Una de sus tantas muestras la dio recientemente cuando purgó a la sombra protectora de su marido durante décadas, el comisionado de la Policía Marcos Alberto Acuña Avilés, alias 'el Mapache'. Uno de los malvados señalados de cometer crímenes de lesa humanidad durante la represión de 2018, con dedicación total a él y no a ella y que terminó en la cárcel, degradado y sin pensión. No podía salir airoso después de una discusión con Murillo, ni valerse de los secretos porque el régimen funciona como una mafia. Así que puede que la moda sea Venezuela, pero no por menos visible es más benigna la dictadura en Nicaragua, menos grave la opresión ni menos tétrico el panorama. El camino lo han pavimentado para que Murillo se consagre en los libros de historia como la más longeva y cruel de las dictadoras.
Son las paradojas de la historia. Llegaron al poder con la promesa de «liberar al pueblo», denunciando la dictadura de Somoza; lo derrotaron a balazos, para luego instalar (también a balazos) una dictadura igual o más desastrosa. Ahí está el testimonio de quienes glorificaron la revolución sandinista, sin escatimar los miles de muertos inocentes que dejaban a su paso. Y hoy, con idénticos mitos y el más acendrado culto a la personalidad, los matan a ellos, los hacen desaparecer, los encarcelan, los proscriben o los despojan de nacionalidad.
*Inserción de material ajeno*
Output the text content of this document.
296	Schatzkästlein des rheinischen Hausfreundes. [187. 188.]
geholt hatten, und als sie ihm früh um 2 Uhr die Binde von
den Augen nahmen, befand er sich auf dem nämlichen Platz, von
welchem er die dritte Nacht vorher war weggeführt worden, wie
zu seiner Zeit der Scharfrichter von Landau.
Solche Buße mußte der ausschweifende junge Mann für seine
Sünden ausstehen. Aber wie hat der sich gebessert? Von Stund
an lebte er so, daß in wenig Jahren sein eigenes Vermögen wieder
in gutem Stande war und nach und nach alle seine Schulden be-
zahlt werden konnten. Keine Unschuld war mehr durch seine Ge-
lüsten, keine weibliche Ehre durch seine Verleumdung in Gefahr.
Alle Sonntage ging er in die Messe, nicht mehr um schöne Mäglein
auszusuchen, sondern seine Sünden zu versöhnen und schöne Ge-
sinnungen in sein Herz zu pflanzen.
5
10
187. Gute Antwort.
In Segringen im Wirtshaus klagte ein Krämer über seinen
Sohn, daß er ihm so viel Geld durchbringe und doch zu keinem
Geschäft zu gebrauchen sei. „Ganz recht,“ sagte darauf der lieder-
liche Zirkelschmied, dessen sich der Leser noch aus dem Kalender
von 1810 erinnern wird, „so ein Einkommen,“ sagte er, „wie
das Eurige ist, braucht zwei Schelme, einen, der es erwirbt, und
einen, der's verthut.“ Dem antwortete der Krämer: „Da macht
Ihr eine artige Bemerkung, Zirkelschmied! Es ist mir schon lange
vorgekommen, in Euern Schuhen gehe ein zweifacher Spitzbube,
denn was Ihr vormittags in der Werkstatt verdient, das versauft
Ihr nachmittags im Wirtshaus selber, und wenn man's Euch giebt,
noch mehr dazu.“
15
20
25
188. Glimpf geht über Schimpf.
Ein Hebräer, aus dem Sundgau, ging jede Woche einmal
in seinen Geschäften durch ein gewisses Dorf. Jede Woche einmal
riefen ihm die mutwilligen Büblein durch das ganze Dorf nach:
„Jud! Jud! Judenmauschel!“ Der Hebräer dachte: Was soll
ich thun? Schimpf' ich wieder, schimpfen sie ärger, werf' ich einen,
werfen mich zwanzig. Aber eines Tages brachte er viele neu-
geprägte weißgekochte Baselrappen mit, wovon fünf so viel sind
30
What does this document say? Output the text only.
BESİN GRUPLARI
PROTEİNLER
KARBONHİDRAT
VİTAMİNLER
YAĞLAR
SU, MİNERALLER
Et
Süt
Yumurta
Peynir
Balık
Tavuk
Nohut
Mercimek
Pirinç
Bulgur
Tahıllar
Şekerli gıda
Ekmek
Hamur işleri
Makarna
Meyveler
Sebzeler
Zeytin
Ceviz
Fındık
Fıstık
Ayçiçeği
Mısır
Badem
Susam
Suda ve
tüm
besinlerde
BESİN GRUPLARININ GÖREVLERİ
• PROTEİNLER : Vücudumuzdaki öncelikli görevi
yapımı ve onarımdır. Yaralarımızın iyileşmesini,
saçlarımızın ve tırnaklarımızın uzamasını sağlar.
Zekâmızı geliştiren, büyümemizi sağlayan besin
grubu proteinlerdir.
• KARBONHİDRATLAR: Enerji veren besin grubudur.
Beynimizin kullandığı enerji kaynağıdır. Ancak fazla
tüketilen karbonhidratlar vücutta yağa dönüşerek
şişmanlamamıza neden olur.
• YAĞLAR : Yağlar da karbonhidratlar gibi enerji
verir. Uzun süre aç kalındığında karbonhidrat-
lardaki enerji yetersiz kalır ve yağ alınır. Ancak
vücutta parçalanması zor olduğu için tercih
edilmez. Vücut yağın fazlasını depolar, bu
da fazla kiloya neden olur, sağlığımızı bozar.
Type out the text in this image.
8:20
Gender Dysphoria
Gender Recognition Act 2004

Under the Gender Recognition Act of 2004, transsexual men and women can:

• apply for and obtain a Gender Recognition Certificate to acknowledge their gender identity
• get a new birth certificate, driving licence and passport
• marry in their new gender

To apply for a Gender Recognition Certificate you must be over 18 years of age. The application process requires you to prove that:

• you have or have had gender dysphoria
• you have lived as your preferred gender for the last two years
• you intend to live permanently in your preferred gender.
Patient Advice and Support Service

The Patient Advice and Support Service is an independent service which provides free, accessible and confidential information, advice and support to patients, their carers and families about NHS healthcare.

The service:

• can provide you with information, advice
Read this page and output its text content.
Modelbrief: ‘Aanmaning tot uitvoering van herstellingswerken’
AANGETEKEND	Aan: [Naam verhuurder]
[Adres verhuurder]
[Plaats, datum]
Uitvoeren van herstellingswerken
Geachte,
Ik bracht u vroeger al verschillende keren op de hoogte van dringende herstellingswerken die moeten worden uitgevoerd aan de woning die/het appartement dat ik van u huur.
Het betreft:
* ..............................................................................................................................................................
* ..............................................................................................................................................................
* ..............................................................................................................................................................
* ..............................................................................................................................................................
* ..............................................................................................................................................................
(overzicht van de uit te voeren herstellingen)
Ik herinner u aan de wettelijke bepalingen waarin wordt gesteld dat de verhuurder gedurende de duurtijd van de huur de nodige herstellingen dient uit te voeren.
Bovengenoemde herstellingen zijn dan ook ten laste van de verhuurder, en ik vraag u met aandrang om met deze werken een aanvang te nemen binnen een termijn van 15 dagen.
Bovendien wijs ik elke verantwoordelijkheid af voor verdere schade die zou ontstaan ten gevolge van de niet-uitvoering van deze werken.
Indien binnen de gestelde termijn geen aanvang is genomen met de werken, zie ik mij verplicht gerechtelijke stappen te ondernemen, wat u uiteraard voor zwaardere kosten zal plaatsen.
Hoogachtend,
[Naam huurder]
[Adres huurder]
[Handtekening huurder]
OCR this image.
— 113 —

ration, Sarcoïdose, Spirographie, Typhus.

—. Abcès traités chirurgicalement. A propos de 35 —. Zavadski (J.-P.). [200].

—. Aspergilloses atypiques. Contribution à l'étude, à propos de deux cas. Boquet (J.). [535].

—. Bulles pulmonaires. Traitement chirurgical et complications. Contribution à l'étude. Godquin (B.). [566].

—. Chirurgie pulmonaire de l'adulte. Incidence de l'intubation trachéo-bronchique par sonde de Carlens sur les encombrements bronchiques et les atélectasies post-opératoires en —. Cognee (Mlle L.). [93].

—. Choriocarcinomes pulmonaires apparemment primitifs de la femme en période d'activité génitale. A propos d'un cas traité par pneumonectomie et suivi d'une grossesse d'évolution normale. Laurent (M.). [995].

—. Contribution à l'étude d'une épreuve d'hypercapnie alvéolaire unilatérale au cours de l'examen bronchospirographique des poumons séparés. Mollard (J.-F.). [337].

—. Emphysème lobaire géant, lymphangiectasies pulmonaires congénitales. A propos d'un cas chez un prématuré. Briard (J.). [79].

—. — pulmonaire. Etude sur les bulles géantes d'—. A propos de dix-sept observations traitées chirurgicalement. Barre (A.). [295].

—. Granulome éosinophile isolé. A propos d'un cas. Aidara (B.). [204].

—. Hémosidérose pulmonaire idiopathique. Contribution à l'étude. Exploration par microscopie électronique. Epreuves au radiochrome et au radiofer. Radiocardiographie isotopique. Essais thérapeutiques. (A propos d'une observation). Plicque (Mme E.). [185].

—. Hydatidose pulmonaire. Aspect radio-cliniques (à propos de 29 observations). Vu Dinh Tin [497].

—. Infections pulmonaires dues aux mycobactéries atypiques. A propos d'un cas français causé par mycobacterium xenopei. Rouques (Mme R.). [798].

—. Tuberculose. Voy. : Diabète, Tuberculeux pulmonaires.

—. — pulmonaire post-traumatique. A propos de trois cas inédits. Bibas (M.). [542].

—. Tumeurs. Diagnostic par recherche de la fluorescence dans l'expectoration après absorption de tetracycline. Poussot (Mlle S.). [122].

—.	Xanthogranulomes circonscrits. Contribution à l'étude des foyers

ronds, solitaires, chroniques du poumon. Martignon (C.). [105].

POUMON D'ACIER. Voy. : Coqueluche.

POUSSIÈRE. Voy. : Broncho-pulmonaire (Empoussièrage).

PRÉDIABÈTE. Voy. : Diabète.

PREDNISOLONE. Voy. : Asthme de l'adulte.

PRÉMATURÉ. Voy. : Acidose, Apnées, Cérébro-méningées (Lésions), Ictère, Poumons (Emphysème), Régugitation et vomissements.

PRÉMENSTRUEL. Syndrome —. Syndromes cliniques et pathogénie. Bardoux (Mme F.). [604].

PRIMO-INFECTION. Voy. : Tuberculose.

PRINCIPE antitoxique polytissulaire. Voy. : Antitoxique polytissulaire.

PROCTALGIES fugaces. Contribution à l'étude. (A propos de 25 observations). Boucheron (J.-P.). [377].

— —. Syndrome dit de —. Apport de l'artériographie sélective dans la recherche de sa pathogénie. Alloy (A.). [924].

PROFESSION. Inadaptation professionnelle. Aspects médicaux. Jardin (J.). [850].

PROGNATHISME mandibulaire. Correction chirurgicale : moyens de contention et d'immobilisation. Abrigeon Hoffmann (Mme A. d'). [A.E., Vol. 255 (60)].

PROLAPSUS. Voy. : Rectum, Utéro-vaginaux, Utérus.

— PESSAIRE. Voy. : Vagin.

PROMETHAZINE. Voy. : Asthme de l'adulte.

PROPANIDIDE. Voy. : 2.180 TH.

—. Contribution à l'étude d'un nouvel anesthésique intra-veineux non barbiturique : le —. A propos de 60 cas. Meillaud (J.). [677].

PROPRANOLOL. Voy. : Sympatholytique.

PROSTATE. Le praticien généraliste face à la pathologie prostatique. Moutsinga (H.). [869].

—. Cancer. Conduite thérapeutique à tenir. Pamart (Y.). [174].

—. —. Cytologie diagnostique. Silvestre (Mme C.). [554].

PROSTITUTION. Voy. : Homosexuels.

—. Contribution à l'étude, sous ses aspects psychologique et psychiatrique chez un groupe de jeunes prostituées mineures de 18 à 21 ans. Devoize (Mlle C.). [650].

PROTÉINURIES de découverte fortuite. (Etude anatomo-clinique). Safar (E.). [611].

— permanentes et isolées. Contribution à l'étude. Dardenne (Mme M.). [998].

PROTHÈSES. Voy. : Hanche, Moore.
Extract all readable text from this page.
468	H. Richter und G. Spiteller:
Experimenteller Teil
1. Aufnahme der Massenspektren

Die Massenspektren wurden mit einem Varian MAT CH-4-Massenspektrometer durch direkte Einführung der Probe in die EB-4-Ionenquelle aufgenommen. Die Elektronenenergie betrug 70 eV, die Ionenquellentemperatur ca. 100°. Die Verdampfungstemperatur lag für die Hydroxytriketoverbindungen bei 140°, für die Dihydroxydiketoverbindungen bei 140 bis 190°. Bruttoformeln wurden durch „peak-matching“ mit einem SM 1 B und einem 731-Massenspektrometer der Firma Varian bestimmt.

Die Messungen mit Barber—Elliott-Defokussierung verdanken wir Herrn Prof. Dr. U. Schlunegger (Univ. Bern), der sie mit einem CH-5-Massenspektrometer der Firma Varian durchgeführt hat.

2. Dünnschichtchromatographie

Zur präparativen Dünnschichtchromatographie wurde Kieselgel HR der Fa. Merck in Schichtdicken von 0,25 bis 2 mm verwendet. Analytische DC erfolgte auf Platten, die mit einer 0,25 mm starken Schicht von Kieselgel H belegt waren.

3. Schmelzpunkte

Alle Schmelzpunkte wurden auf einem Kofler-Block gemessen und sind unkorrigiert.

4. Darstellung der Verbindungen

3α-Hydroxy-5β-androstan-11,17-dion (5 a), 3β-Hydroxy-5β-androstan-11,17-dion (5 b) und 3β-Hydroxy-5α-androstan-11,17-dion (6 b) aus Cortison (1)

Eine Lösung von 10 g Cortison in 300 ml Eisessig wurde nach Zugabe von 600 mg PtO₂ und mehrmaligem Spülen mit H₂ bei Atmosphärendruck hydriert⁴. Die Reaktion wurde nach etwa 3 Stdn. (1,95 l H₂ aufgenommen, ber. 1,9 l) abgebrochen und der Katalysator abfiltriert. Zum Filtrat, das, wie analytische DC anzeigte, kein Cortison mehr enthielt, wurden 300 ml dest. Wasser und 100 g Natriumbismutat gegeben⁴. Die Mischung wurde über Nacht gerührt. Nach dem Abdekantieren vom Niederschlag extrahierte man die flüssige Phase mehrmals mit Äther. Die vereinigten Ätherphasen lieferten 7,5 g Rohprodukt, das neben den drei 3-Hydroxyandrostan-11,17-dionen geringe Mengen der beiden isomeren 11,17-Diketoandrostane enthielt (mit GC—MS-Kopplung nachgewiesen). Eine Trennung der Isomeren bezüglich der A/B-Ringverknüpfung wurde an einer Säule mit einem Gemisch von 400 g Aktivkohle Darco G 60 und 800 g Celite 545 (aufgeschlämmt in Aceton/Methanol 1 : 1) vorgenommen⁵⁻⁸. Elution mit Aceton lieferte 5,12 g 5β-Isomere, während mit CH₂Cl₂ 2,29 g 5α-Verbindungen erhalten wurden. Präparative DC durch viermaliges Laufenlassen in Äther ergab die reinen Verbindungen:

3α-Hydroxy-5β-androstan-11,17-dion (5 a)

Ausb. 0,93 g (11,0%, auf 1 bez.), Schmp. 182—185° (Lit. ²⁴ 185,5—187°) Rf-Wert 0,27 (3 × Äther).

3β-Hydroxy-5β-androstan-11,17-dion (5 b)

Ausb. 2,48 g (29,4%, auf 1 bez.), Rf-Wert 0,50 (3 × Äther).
Por eso, he aquí una observación al libro de Sergio Ramírez, 'Adiós muchachos', cuando dice que «la revolución no trajo la justicia anhelada para los oprimidos, pero dejó como su mejor fruto la democracia, sellada en 1990». Ahí, ni «del ahogao el sombrero». En realidad, el intento de democracia fue resultado de la hecatombe del comunismo y la URSS, que ya no podía subsidiarlos, y de la presión también de la Contra nicaragüense. La moraleja es que, mientras no haya sinceridad de las carencias y la historia latinoamericana, es muy probable que se sigan cosechando crueles dictaduras y dictadoras.